7. Med shot, IDP woman cooking
8. Close up, IDP baby
9. Med shot, Gediyo and her children sitting
10. SOUNDBITE (Somali) Gediyo Aden Salad, Somali IDP:
"So many people have left their houses in Kismayo, we are now displaced. We are living with relatives in camps and it is over crowded. We need help.¨
12 NOVEMBER 2012, KISMAYO, SOMALIA
11. Wide shot, Kismayo port
12. Various shots, bags being unloaded from ship
12 NOVEMBER 2012, SAYIDKA RESETTLEMENT CAMP, MOGADISHU, SOMALIA
13. Various shots, IDPs
After decades of war in Somalia millions of internally displaced persons (IDPs) are living in settlements like the one in Sayidka.
When fighting broke out in the Port city of Kismayo, Halima Ahmed Ali took her six children and fled.
She came to the Sayidka IDP camp, near Mogadishu to live with a relative.
SOUNDBITE (Somali) Halima Ahmed Ali, Somali internally displaced person (IDP):
"When I was leaving, the fighting was going on. We got scared and came here three months ago. We were sacred because if we stayed, we would have been caught up in the fighting and not have a way out or transport. We are now here; we have nothing."
To date over 14,000 people have left Kismayo.
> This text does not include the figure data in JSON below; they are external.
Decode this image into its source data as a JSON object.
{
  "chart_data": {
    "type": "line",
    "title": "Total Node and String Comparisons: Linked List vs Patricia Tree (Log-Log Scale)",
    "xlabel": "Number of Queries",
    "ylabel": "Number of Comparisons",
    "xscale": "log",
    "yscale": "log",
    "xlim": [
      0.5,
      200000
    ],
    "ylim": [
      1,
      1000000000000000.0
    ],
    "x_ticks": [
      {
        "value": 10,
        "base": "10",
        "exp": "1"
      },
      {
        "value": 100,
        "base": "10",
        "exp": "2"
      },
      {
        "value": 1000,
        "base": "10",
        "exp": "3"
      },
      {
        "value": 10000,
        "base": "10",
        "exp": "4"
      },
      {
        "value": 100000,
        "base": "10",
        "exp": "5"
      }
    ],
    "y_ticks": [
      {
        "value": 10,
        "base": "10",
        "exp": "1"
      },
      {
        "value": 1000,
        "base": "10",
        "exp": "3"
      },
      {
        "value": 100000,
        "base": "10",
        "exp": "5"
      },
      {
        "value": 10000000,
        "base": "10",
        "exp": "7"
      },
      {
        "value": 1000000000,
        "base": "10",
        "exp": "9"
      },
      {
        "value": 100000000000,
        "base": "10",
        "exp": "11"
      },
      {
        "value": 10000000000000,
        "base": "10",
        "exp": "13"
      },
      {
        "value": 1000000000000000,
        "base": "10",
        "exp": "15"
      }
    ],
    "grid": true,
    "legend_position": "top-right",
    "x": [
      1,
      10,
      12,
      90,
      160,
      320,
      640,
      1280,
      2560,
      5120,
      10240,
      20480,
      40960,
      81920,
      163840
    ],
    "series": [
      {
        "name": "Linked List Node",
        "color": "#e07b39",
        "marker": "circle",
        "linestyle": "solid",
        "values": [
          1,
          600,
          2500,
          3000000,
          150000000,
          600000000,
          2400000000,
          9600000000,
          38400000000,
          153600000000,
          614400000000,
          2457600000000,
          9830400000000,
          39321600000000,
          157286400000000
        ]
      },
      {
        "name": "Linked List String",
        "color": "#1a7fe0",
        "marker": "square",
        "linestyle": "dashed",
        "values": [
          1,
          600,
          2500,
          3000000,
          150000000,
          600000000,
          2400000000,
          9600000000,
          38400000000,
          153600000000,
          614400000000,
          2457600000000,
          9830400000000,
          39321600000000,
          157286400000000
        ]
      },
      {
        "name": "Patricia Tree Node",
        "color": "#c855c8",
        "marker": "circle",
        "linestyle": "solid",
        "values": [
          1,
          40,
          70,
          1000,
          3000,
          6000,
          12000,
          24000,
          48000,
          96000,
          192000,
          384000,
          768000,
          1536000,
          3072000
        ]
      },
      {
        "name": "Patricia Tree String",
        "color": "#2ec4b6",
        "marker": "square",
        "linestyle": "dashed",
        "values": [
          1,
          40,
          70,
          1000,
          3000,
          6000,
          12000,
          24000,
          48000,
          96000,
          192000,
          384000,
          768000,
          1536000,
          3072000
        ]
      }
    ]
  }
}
Some have been displaced twice or even three times.
Gediyo Salad and her eight children are also a recent arrival.
SOUNDBITE (Somali) Gediyo Aden Salad, Somali IDP:
"So many people have left their houses in Kismayo, we are now displaced. We are living with relatives in camps and it is over crowded. We need help."
In Kismayo, the militants have fled and there is relative calm. The port, once a strategic battle front is abuzz with activity.
Still those displaced to Mogadishu say they will not go back to Kismayo. They are unsure that the calm will last, so they will look to start new lives where they are.